A frequent failing is that agencies are brought into a process before the brief has been properly sharpened. Related procurement commentary from Procurify says unclear intake routes, poor approval structures and attempts to automate flawed systems are among the most common causes of dysfunction. In other words, the problem often starts long before the pitch itself. If the underlying issue has not been defined, the tender becomes an expensive exercise in guesswork.
Midttun also takes aim at bloated shortlists. When more than six agencies are asked to compete, she argues, it usually means the client has not done enough homework or does not trust its own filtering process. Other procurement analysts make a similar point in different language, warning that fragmented sourcing slows decision-making, creates confusion and increases the risk of costly mistakes. Large, unfocused competitions can leave agencies burning non-billable time on hopeless bids, while clients are left with proposals that are difficult to compare.
Budget opacity is another recurring weakness. Withholding the number, Midttun says, does not improve value; it simply rewards those best at second-guessing it. That view is echoed in software and project procurement guidance, which warns that underestimated costs, weak due diligence and mismatched vendor capability often lead to failure once contracts are signed. In complex buying decisions, the case for value is usually stronger when the commercial frame is clear from the outset.

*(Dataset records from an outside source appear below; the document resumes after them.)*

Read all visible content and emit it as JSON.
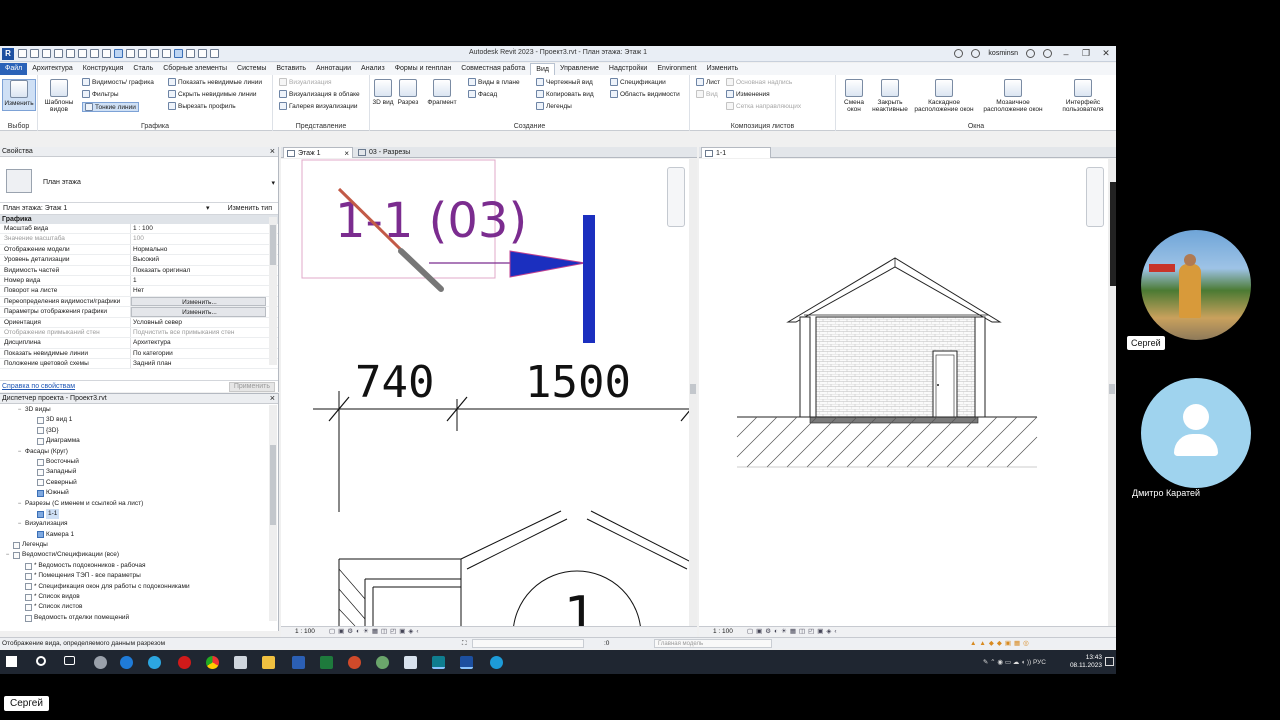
{
  "window": {
    "title": "Autodesk Revit 2023 - Проект3.rvt - План этажа: Этаж 1",
    "user": "kosminsn",
    "logo": "R"
  },
  "menu_tabs": [
    "Файл",
    "Архитектура",
    "Конструкция",
    "Сталь",
    "Сборные элементы",
    "Системы",
    "Вставить",
    "Аннотации",
    "Анализ",
    "Формы и генплан",
    "Совместная работа",
    "Вид",
    "Управление",
    "Надстройки",
    "Environment",
    "Изменить"
  ],
  "ribbon": {
    "select": {
      "modify": "Изменить",
      "group": "Выбор"
    },
    "graphics": {
      "templates": "Шаблоны видов",
      "visibility": "Видимость/ графика",
      "filters": "Фильтры",
      "thin_lines": "Тонкие линии",
      "show_hidden": "Показать невидимые линии",
      "hide_hidden": "Скрыть невидимые линии",
      "cut_profile": "Вырезать профиль",
      "group": "Графика"
    },
    "presentation": {
      "render": "Визуализация",
      "cloud_render": "Визуализация в облаке",
      "gallery": "Галерея визуализации",
      "group": "Представление"
    },
    "create": {
      "view3d": "3D вид",
      "section": "Разрез",
      "callout": "Фрагмент",
      "plan_views": "Виды в плане",
      "elevation": "Фасад",
      "drafting": "Чертежный вид",
      "duplicate": "Копировать вид",
      "legends": "Легенды",
      "schedules": "Спецификации",
      "scope_box": "Область видимости",
      "group": "Создание"
    },
    "sheet": {
      "sheet": "Лист",
      "view": "Вид",
      "title_block": "Основная надпись",
      "revisions": "Изменения",
      "guide_grid": "Сетка направляющих",
      "group": "Композиция листов"
    },
    "windows": {
      "switch": "Смена окон",
      "close_inactive": "Закрыть неактивные",
      "cascade": "Каскадное расположение окон",
      "tile": "Мозаичное расположение окон",
      "ui": "Интерфейс пользователя",
      "group": "Окна"
    }
  },
  "properties": {
    "header": "Свойства",
    "type_name": "План этажа",
    "selector": "План этажа: Этаж 1",
    "edit_type": "Изменить тип",
    "group": "Графика",
    "rows": [
      {
        "k": "Масштаб вида",
        "v": "1 : 100"
      },
      {
        "k": "Значение масштаба",
        "v": "100",
        "dim": true
      },
      {
        "k": "Отображение модели",
        "v": "Нормально"
      },
      {
        "k": "Уровень детализации",
        "v": "Высокий"
      },
      {
        "k": "Видимость частей",
        "v": "Показать оригинал"
      },
      {
        "k": "Номер вида",
        "v": "1"
      },
      {
        "k": "Поворот на листе",
        "v": "Нет"
      },
      {
        "k": "Переопределения видимости/графики",
        "v": "Изменить...",
        "btn": true
      },
      {
        "k": "Параметры отображения графики",
        "v": "Изменить...",
        "btn": true
      },
      {
        "k": "Ориентация",
        "v": "Условный север"
      },
      {
        "k": "Отображение примыканий стен",
        "v": "Подчистить все примыкания стен",
        "dim": true
      },
      {
        "k": "Дисциплина",
        "v": "Архитектура"
      },
      {
        "k": "Показать невидимые линии",
        "v": "По категории"
      },
      {
        "k": "Положение цветовой схемы",
        "v": "Задний план"
      }
    ],
    "help_link": "Справка по свойствам",
    "apply": "Применить"
  },
  "project_browser": {
    "header": "Диспетчер проекта - Проект3.rvt",
    "items": [
      {
        "label": "3D виды",
        "level": 1,
        "toggle": "−"
      },
      {
        "label": "3D вид 1",
        "level": 2,
        "box": "plain"
      },
      {
        "label": "{3D}",
        "level": 2,
        "box": "plain"
      },
      {
        "label": "Диаграмма",
        "level": 2,
        "box": "plain"
      },
      {
        "label": "Фасады (Круг)",
        "level": 1,
        "toggle": "−"
      },
      {
        "label": "Восточный",
        "level": 2,
        "box": "plain"
      },
      {
        "label": "Западный",
        "level": 2,
        "box": "plain"
      },
      {
        "label": "Северный",
        "level": 2,
        "box": "plain"
      },
      {
        "label": "Южный",
        "level": 2,
        "box": "blue"
      },
      {
        "label": "Разрезы (С именем и ссылкой на лист)",
        "level": 1,
        "toggle": "−"
      },
      {
        "label": "1-1",
        "level": 2,
        "box": "blue",
        "sel": true
      },
      {
        "label": "Визуализация",
        "level": 1,
        "toggle": "−"
      },
      {
        "label": "Камера 1",
        "level": 2,
        "box": "blue"
      },
      {
        "label": "Легенды",
        "level": 0,
        "box": "grid"
      },
      {
        "label": "Ведомости/Спецификации (все)",
        "level": 0,
        "box": "grid",
        "toggle": "−"
      },
      {
        "label": "* Ведомость подоконников - рабочая",
        "level": 1,
        "box": "plain"
      },
      {
        "label": "* Помещения ТЭП - все параметры",
        "level": 1,
        "box": "plain"
      },
      {
        "label": "* Спецификация окон для работы с подоконниками",
        "level": 1,
        "box": "plain"
      },
      {
        "label": "* Список видов",
        "level": 1,
        "box": "plain"
      },
      {
        "label": "* Список листов",
        "level": 1,
        "box": "plain"
      },
      {
        "label": "Ведомость отделки помещений",
        "level": 1,
        "box": "plain"
      }
    ]
  },
  "views": {
    "tab1": "Этаж 1",
    "tab2": "03 - Разрезы",
    "tab3": "1-1",
    "section_tag": "1-1 (03)",
    "dim_left": "740",
    "dim_right": "1500",
    "room_number": "1",
    "scale1": "1 : 100",
    "scale2": "1 : 100"
  },
  "status": {
    "message": "Отображение вида, определяемого данным разрезом",
    "coord": ":0",
    "model": "Главная модель"
  },
  "taskbar": {
    "lang": "РУС",
    "time": "13:43",
    "date": "08.11.2023"
  },
  "participants": {
    "p1": "Сергей",
    "p2": "Дмитро Каратей",
    "self": "Сергей"
  }
}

Her proposed fix is not radical, but it does require discipline. Treat procurement as the start of the relationship rather than a hurdle before it. Begin with a chemistry conversation, then issue a concise brief that states the challenge, the goal and the likely scope. Use an early information-gathering stage to improve the brief before issuing a full request for proposal. Keep the shortlist tight, share the budget, and make room for agency questions before final submissions are made.

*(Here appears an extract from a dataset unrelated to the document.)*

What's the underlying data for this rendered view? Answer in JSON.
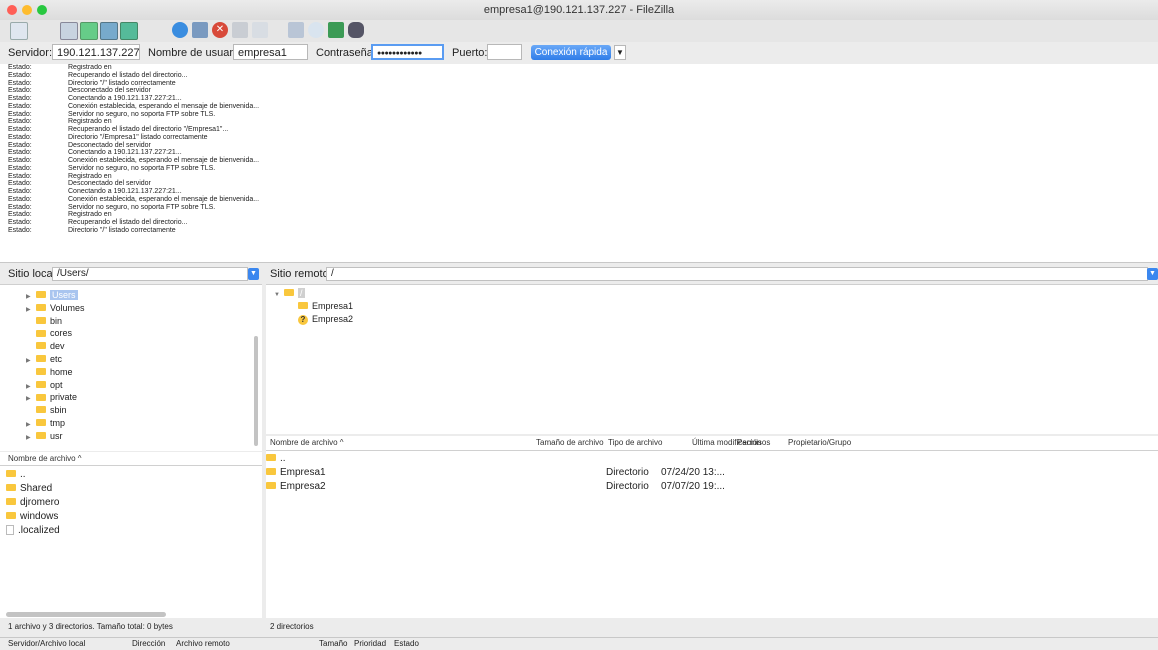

This is also where good process and good culture overlap. If a client wants a consultative partner, it should behave like one during procurement. If it wants strategic thinking, it should invite it early rather than demanding it late. If it wants commercial rigour, it should model that transparently instead of forcing agencies to reverse-engineer the answer.
The broader lesson is that procurement does not need to be reinvented so much as rethought. Across procurement and supply discussions, the same themes recur: overcomplication, poor visibility, inconsistent practice and a tendency to prioritise cost over fit. Midttun’s argument is that these are not inevitable features of the system. They are symptoms of a process that has drifted away from its purpose.
The agencies that enter a pitch are not merely bidding for a contract. They are asking for the chance to solve a client’s hardest problems. If procurement is to serve that purpose properly, it has to become more open, more purposeful and more human.